Settecentotrenta pagine, che analizzano in tutto e per tutto il Levi letterato: scrittore di prosa e di poesia, saggista, notista prima ancora che testimone.
In realtà il libro aspira senz’altro ad essere qualcosa che si avvicina ad un ipertesto che, come tale, può essere scomposto e ricomposto a piacimento e l’organizzazione interna dei materiali è tale da rendere possibile una pluralità di approcci e, quindi, di fruizioni.
Si può partire dalla prima pagina e andare in progressione, scegliere i capitoli di interesse selezionandoli in base a criteri del tutto soggettivi, affrontare da subito le parole chiave più impegnative lasciando tutto il resto ad un “dopo” (oppure ad un mai), arzigogolare, navigare, accelerare o rallentare tra la miriade di sollecitazioni, interpretazioni, suggestioni e quant’altro. Più che un libro sembra una costruzione fatta di mattoncini, come il famosissimo gioco della Lego, dove alla preesistenza di una razionalità intrinseca al gioco medesimo (grazie alla quale si ottengono delle costruzioni che riproducono in scala aspetti della realtà) si può aggiungere, se non sostituire, un percorso di ragionevole intersecazione e di calibrata commistione dei materiali disponibili. Il libro è stato sicuramente pensato in questi termini, o quanto meno dà tale impressione. Comunque, così si fa fruire.
Il rimando alla chimica, dove le molecole sono parti fondamentali di un tutto, non è quindi solo un debito nei confronti della professione di Levi ma un metodo che Belpoliti fa proprio, scomponendo e ricomponendo il biografato secondo configurazioni diverse, articolate nel corso della sua esistenza e della formazione del corpo letterario di cui è autore.

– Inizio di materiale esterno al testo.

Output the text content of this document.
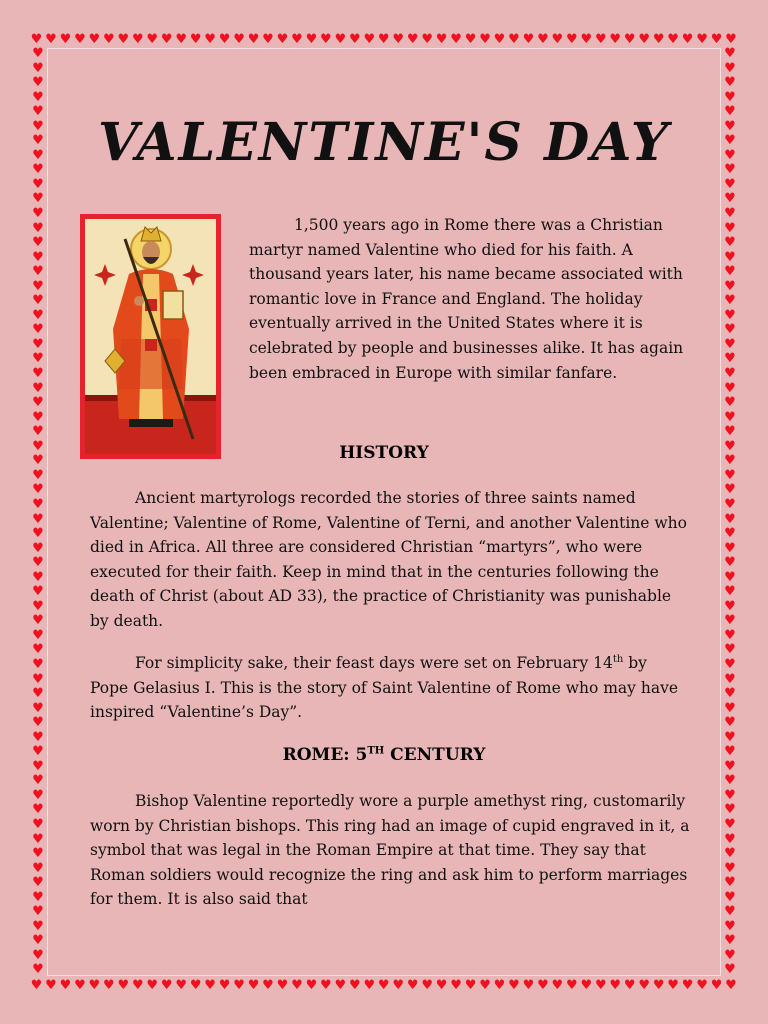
♥ ♥ ♥ ♥ ♥ ♥ ♥ ♥ ♥ ♥ ♥ ♥ ♥ ♥ ♥ ♥ ♥ ♥ ♥ ♥ ♥ ♥ ♥ ♥ ♥ ♥ ♥ ♥ ♥ ♥ ♥ ♥ ♥ ♥ ♥ ♥ ♥ ♥ ♥ ♥ ♥ ♥ ♥ ♥ ♥ ♥ ♥ ♥ ♥
♥ ♥ ♥ ♥ ♥ ♥ ♥ ♥ ♥ ♥ ♥ ♥ ♥ ♥ ♥ ♥ ♥ ♥ ♥ ♥ ♥ ♥ ♥ ♥ ♥ ♥ ♥ ♥ ♥ ♥ ♥ ♥ ♥ ♥ ♥ ♥ ♥ ♥ ♥ ♥ ♥ ♥ ♥ ♥ ♥ ♥ ♥ ♥ ♥
♥
♥
♥
♥
♥
♥
♥
♥
♥
♥
♥
♥
♥
♥
♥
♥
♥
♥
♥
♥
♥
♥
♥
♥
♥
♥
♥
♥
♥
♥
♥
♥
♥
♥
♥
♥
♥
♥
♥
♥
♥
♥
♥
♥
♥
♥
♥
♥
♥
♥
♥
♥
♥
♥
♥
♥
♥
♥
♥
♥
♥
♥
♥
♥
♥
♥
♥
♥
♥
♥
♥
♥
♥
♥
♥
♥
♥
♥
♥
♥
♥
♥
♥
♥
♥
♥
♥
♥
♥
♥
♥
♥
♥
♥
♥
♥
♥
♥
♥
♥
♥
♥
♥
♥
♥
♥
♥
♥
♥
♥
♥
♥
♥
♥
♥
♥
♥
♥
♥
♥
♥
♥
♥
♥
♥
♥
♥
♥
VALENTINE'S DAY

1,500 years ago in Rome there was a Christian martyr named Valentine who died for his faith. A thousand years later, his name became associated with romantic love in France and England. The holiday eventually arrived in the United States where it is celebrated by people and businesses alike. It has again been embraced in Europe with similar fanfare.

HISTORY

Ancient martyrologs recorded the stories of three saints named Valentine; Valentine of Rome, Valentine of Terni, and another Valentine who died in Africa. All three are considered Christian “martyrs”, who were executed for their faith. Keep in mind that in the centuries following the death of Christ (about AD 33), the practice of Christianity was punishable by death.

For simplicity sake, their feast days were set on February 14th by Pope Gelasius I. This is the story of Saint Valentine of Rome who may have inspired “Valentine’s Day”.

ROME: 5TH CENTURY

Bishop Valentine reportedly wore a purple amethyst ring, customarily worn by Christian bishops. This ring had an image of cupid engraved in it, a symbol that was legal in the Roman Empire at that time. They say that Roman soldiers would recognize the ring and ask him to perform marriages for them. It is also said that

Non a caso, infatti, fondamentale è il Levi letterato prima ancora che il testimone. Ruolo e figura, quest’ultima, di cui è invece divenuto nell’immaginario collettivo, insieme a Elie Wiesel, il prototipo universale. Sia pure con notevoli differenze rispetto al secondo, quest’ultimo eletto a figura quasi cristologica, mentre il primo ha per sempre consegnato la sua memoria ad una asciutta fisionomia di interprete del Novecento. Quanto tale esercizio e funzione gli risultassero tuttavia vincolanti, alla resa dei conti, è in parte fatto risaputo ma non in misura sufficientemente diffusa. A tale riguardo, il lavoro di Belpoliti si concentra sulla complessa intelaiatura letteraria che ha connotato l’intera esistenza intellettuale dell’autore torinese, cercando in qualche modo di svincolarlo da un approccio unilaterale, che altrimenti lo condannerebbe definitivamente ad un ruolo pressoché iconico. Non a caso lo scrittore aveva dovuto combattere un conflitto interiore tra l’originaria necessità, che si fece poi imperativo nel corso del tempo, di documentare l’esperienza della deportazione (trasfondendosi in un obbligo di coscienza), stabilendo continui nessi tra esistenza e scrittura e, parimenti, il bisogno di mantenere e coltivare un pudore profondo. Quest’ultimo non era solo un suo tratto caratteriale ma una sorta di difesa ad oltranza dello spazio di umanità dentro il quale proteggere la sua stessa persona dal divenire definitivamente ed esclusivamente, in tutto e per tutto, un personaggio pubblico. Belpoliti, nel suo lungo lavoro, durato almeno trent’anni, di scavo sistematico nell’opera di Levi, riesce a restituirci questa figura della complessità. Lo fa con un esercizio meticoloso e al medesimo tempo cristallino, dove i testi dell’autore piemontese sono costantemente messi in tensione e torsione con le fonti documentarie, le vicende del tempo corrente, la mutevole dimensione linguistica, i protagonisti della discussione culturale e politica. In realtà ogni capitolo ha andamenti plurali nonché diacronici, con un forte impatto documentario. Si tratta di un collage di notizie ed informazioni le quali vengono “messe in circuito”, fatte interagire tra di loro e riorganizzate in una sequenza logica.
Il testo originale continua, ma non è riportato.